Qui paie la résurrection de Mordisco ?

Par: Germán Navas Talero et Pablo Ceballos Navas


Lorsqu'une personne a des défauts buccaux, le dentiste dit généralement que cela est dû à un problème de morsure. Nous nous demandons quel est le problème avec la recherche de la morsure.


L'improvisatrice Claudia López était ravie de son vélo le jour où elle a pu déchaîner sa colère contre les voitures privées, qualifiées par certains de carphobie. Notre maire, déjà habituée à l'autoritarisme incontrôlé, a décidé que puisqu'elle aime le « vélo », nous devons tous l'aimer. Si elle veut faire du vélo, elle est libre de le faire quand et où elle veut, mais elle doit reconnaître que dans les conditions de Bogotá, ce n'est pas une option pour tout le monde et, en tant que fonctionnaire, elle doit respecter ceux qui n'utilisez pas le vélo parce qu'ils n'en ont pas envie.

Lors de la journée sans voiture de cette année, la même chose s'est produite chaque année. Sur ordre du gouvernement du district, ceux qui dépendent de leurs véhicules pour se fournir un minimum, ont été contraints de "tirer le bord", comme on dirait dans la rue, ce qui contrevient directement à la maxime du maire selon laquelle il faut "travailler judicieusement". Jeudi dernier, ils sont allés au régime chez le garagiste, chez quelqu'un qui lave des voitures pour une commission, chez le domiciliaire et chez le chauffeur Uber. Des millions de citoyens condamnés sur un coup de tête, car ce ne sont pas seulement ceux qui ont besoin de leur véhicule pour travailler ou offrir des services associés à ceux-ci, mais aussi tous ceux qui dépendent dans une certaine mesure du déplacement d'un autre. Les cafés, restaurants, bars, magasins et théâtres ont ressenti l'effet du confinement.

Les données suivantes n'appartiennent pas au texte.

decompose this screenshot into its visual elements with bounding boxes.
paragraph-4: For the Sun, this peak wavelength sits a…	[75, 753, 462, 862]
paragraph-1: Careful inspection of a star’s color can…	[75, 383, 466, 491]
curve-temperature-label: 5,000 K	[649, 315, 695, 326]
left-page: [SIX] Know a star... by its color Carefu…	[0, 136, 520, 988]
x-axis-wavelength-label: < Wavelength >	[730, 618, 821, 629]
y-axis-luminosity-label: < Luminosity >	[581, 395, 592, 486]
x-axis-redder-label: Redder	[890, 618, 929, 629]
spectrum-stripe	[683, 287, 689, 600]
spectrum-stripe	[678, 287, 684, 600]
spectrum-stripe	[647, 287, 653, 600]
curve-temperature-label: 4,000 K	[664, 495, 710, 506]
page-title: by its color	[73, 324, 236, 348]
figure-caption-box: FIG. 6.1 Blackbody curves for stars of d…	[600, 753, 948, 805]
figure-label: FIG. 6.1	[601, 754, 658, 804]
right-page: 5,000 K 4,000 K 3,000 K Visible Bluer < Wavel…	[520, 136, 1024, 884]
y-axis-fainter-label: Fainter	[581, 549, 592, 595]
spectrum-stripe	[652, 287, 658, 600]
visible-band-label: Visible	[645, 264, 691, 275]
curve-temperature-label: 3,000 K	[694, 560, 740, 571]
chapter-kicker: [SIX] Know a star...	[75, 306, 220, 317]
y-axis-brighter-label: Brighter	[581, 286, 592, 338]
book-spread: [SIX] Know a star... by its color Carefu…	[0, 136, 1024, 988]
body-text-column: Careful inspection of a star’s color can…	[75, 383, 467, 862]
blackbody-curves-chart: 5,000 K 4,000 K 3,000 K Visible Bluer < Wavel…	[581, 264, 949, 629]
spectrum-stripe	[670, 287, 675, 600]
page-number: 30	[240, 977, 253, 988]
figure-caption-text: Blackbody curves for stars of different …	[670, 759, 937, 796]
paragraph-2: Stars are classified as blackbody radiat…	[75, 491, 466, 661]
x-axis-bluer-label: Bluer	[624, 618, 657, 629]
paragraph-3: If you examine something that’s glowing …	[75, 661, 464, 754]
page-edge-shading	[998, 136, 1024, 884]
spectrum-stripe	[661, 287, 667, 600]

Les effets de la journée sans voiture sont particulièrement intenses sur ceux qui dépendent de la fouille ou qui gagnent leur vie au quotidien. Par exemple, les milliers de gars qui gagnent leur vie en prenant des commandes sur une moto qui dans la plupart des cas n'est même pas la leur. Beaucoup d'entre eux ont passé la journée 'blanc', sans un sou en poche et se sont sûrement levés le lendemain pour travailler à jeun. Pendant ce temps, le maire était heureux de contempler les rues vides et d'assister à un triste spectacle de "super-héros" à TransMilenio.

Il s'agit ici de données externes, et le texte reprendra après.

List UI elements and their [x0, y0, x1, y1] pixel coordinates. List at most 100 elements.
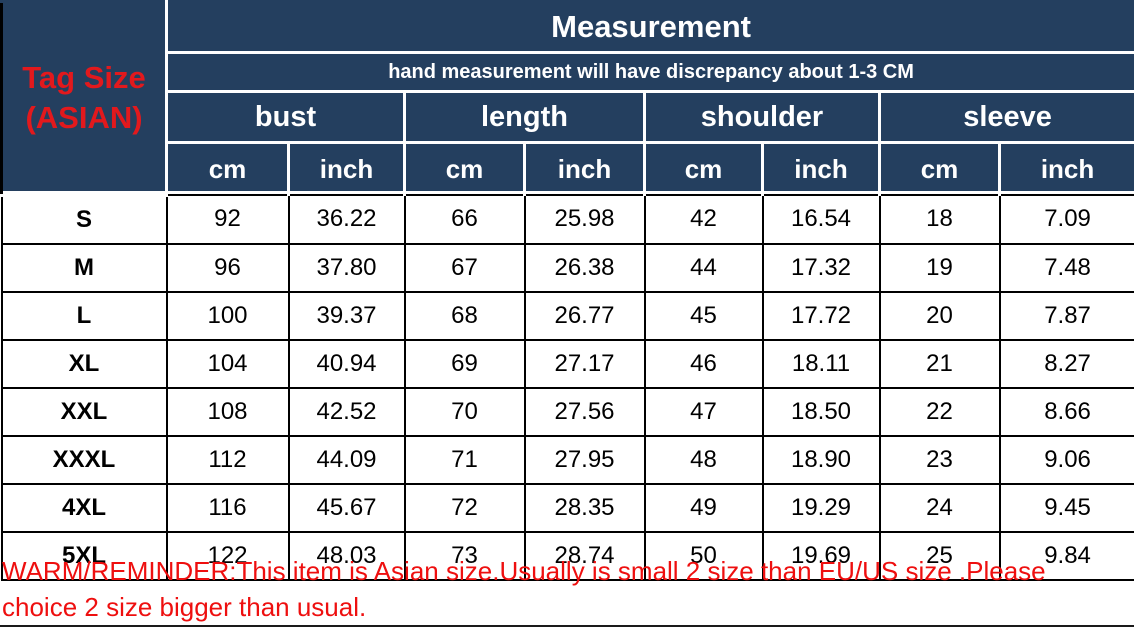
- value-cell: 23: [878, 434, 1001, 485]
- value-cell: 45: [643, 290, 764, 341]
- measurement-title: Measurement: [164, 0, 1134, 54]
- header-row-title: Tag Size (ASIAN) Measurement: [0, 0, 1134, 197]
- warning-line: WARM/REMINDER:This item is Asian size.Us…: [2, 556, 1046, 586]
- value-cell: 28.35: [523, 482, 646, 533]
- value-cell: 96: [165, 242, 290, 293]
- value-cell: 70: [403, 386, 526, 437]
- value-cell: 73: [403, 530, 526, 581]
- value-cell: 44.09: [287, 434, 406, 485]
- value-cell: 7.87: [998, 290, 1134, 341]
- value-cell: 8.27: [998, 338, 1134, 389]
- table-row: XXXL 112 44.09 71 27.95 48 18.90 23 9.06: [0, 434, 1134, 485]
- value-cell: 104: [165, 338, 290, 389]
- value-cell: 17.72: [761, 290, 881, 341]
- value-cell: 18.50: [761, 386, 881, 437]
- unit-header: cm: [403, 141, 526, 196]
- value-cell: 8.66: [998, 386, 1134, 437]
- warning-line: choice 2 size bigger than usual.: [2, 592, 367, 622]
- value-cell: 68: [403, 290, 526, 341]
- bottom-divider: [0, 625, 1134, 627]
- value-cell: 19.69: [761, 530, 881, 581]
- unit-header: inch: [997, 141, 1134, 196]
- value-cell: 69: [403, 338, 526, 389]
- header-row-units: cm inch cm inch cm inch cm inch: [2, 141, 1134, 196]
- value-cell: 26.38: [523, 242, 646, 293]
- value-cell: 44: [643, 242, 764, 293]
- value-cell: 21: [878, 338, 1001, 389]
- size-label-cell: XL: [0, 338, 168, 389]
- column-group-sleeve: sleeve: [877, 90, 1134, 144]
- table-row: 5XL 122 48.03 73 28.74 50 19.69 25 9.84: [0, 530, 1134, 581]
- column-group-length: length: [403, 90, 646, 144]
- warning-text: WARM/REMINDER:This item is Asian size.Us…: [2, 553, 1132, 625]
- value-cell: 9.84: [998, 530, 1134, 581]
- value-cell: 16.54: [761, 194, 881, 245]
- size-label-cell: 4XL: [0, 482, 168, 533]
- value-cell: 20: [878, 290, 1001, 341]
- value-cell: 18.90: [761, 434, 881, 485]
- size-label-cell: S: [0, 194, 168, 245]
- value-cell: 27.95: [523, 434, 646, 485]
- value-cell: 45.67: [287, 482, 406, 533]
- table-row: S 92 36.22 66 25.98 42 16.54 18 7.09: [0, 194, 1134, 245]
- value-cell: 42.52: [287, 386, 406, 437]
- value-cell: 72: [403, 482, 526, 533]
- table-row: XXL 108 42.52 70 27.56 47 18.50 22 8.66: [0, 386, 1134, 437]
- value-cell: 42: [643, 194, 764, 245]
- header-row-groups: bust length shoulder sleeve: [2, 90, 1134, 144]
- value-cell: 25: [878, 530, 1001, 581]
- column-group-bust: bust: [165, 90, 406, 144]
- tag-size-header: Tag Size (ASIAN): [0, 0, 168, 197]
- size-label-cell: M: [0, 242, 168, 293]
- value-cell: 49: [643, 482, 764, 533]
- value-cell: 28.74: [523, 530, 646, 581]
- value-cell: 24: [878, 482, 1001, 533]
- table-row: M 96 37.80 67 26.38 44 17.32 19 7.48: [0, 242, 1134, 293]
- value-cell: 27.17: [523, 338, 646, 389]
- table-row: L 100 39.37 68 26.77 45 17.72 20 7.87: [0, 290, 1134, 341]
- unit-header: inch: [287, 141, 406, 196]
- value-cell: 25.98: [523, 194, 646, 245]
- value-cell: 116: [165, 482, 290, 533]
- value-cell: 9.45: [998, 482, 1134, 533]
- size-label-cell: XXL: [0, 386, 168, 437]
- value-cell: 48.03: [287, 530, 406, 581]
- unit-header: cm: [165, 141, 290, 196]
- value-cell: 36.22: [287, 194, 406, 245]
- value-cell: 67: [403, 242, 526, 293]
- value-cell: 92: [165, 194, 290, 245]
- value-cell: 50: [643, 530, 764, 581]
- value-cell: 9.06: [998, 434, 1134, 485]
- value-cell: 122: [165, 530, 290, 581]
- tag-size-line1: Tag Size: [22, 60, 146, 96]
- value-cell: 27.56: [523, 386, 646, 437]
- value-cell: 7.09: [998, 194, 1134, 245]
- value-cell: 108: [165, 386, 290, 437]
- unit-header: cm: [643, 141, 764, 196]
- size-label-cell: XXXL: [0, 434, 168, 485]
- value-cell: 17.32: [761, 242, 881, 293]
- table-row: XL 104 40.94 69 27.17 46 18.11 21 8.27: [0, 338, 1134, 389]
- value-cell: 71: [403, 434, 526, 485]
- table-body: S 92 36.22 66 25.98 42 16.54 18 7.09 M 96 37.80 67 26…: [0, 194, 1134, 581]
- size-label-cell: 5XL: [0, 530, 168, 581]
- tag-size-line2: (ASIAN): [25, 100, 143, 136]
- table-row: 4XL 116 45.67 72 28.35 49 19.29 24 9.45: [0, 482, 1134, 533]
- unit-header: inch: [761, 141, 881, 196]
- column-group-shoulder: shoulder: [643, 90, 881, 144]
- value-cell: 37.80: [287, 242, 406, 293]
- value-cell: 18: [878, 194, 1001, 245]
- value-cell: 19: [878, 242, 1001, 293]
- value-cell: 112: [165, 434, 290, 485]
- table-header: Tag Size (ASIAN) Measurement hand measur…: [0, 0, 1134, 197]
- unit-header: inch: [523, 141, 646, 196]
- value-cell: 7.48: [998, 242, 1134, 293]
- value-cell: 66: [403, 194, 526, 245]
- value-cell: 39.37: [287, 290, 406, 341]
- value-cell: 40.94: [287, 338, 406, 389]
- size-label-cell: L: [0, 290, 168, 341]
- unit-header: cm: [878, 141, 1001, 196]
- value-cell: 18.11: [761, 338, 881, 389]
- header-row-subtitle: hand measurement will have discrepancy a…: [2, 51, 1134, 93]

Ce que le maire n'a pas voulu avouer, c'est l'engagement qu'elle a pris avec son professeur Peñalosa pour protéger l'entreprise TransMilenio. Apparemment, une partie de l'accord consistait à instituer des restrictions de plus en plus strictes sur les voitures privées et Mme Claudia s'y est conformée. Rappelons-nous que TransMilenio n'était pas un acte d'amour pour la patrie ou la ville de la part d'Enrique, mais plutôt le travail du désir de s'enrichir avec des rivières qui arrivent une pièce à la fois. Il convient de se demander s'il est également inclus dans le pacte López-Peñalosa pour empêcher la construction d'un métro décent à Bogotá. Avec chaque jour qui passe de cette administration, il devient plus urgent de trouver le document de compromis. Nous craignons que le refrain de l'ancien maire sur les voleurs n'ait été inscrit comme une politique de sécurité, si c'est le cas, la récente escalade de la criminalité dans la ville aurait du sens.


Vendredi dernier, le journaliste Antonio Morales Riveira écrivait sur son compte Twitter (@amoralesan) « Enrique Gómez, obtus et ignorant, est basé sur une tromperie délirante. L'intelligence de son oncle Álvaro Gómez ne lui a pas été transmise. Il est plus frénétique, barbare et putschiste qu'Ajúa Zapateiro lui-même. Enrique Gómez, chimère, grotesque… ». Nous partageons pleinement votre avis sur ce personnage de cantinflesco qui est caricaturé quotidiennement avec ses opinions et ses danses sur les réseaux sociaux. Nous nous sommes souvenus que dans notre chronique la semaine dernière, nous avons parlé de renseignement et de contre-espionnage, et ces jours-ci, nous avons lu un commentaire de María Jimena Duzán dans lequel elle a déclaré que «les services de renseignement colombiens n'ont rien dit à Duque ou, au contraire, lui ont permis de raconter des mensonges et créer de faux scénarios. Je dis cela parce que maintenant leurs morts reviennent à la vie, comme cet Iván Mordisco. La vérité est qu'il y a un chat enfermé ici et que le responsable de la tromperie était Mamolano, Zapateiro ou Duque. Quelques jours avant qu'il ne soit annoncé que les forces militaires avaient trouvé « Mordisco », le ministre de la Défense a déclaré qu'une récompense serait donnée à quiconque fournirait des informations permettant de le localiser. Nous ne savons pas s'ils ont payé ou non, mais nous pensons que c'est une question qui mérite d'être étudiée. Mamolano a foiré et « les morts que tu tues sont en bonne santé », mais on aimerait lui demander – comme le font habituellement les criminels après avoir concrétisé leur plan criminel – comment s'est passé la morsure ?, ou dans ce cas, comment s'est passé le grignotage ? Au cas où vous ne vous souviendriez pas, en cliquant ici, vous pouvez écouter le président Duque célébrer l'opération qui aurait supprimé le pseudonyme Iván Mordisco.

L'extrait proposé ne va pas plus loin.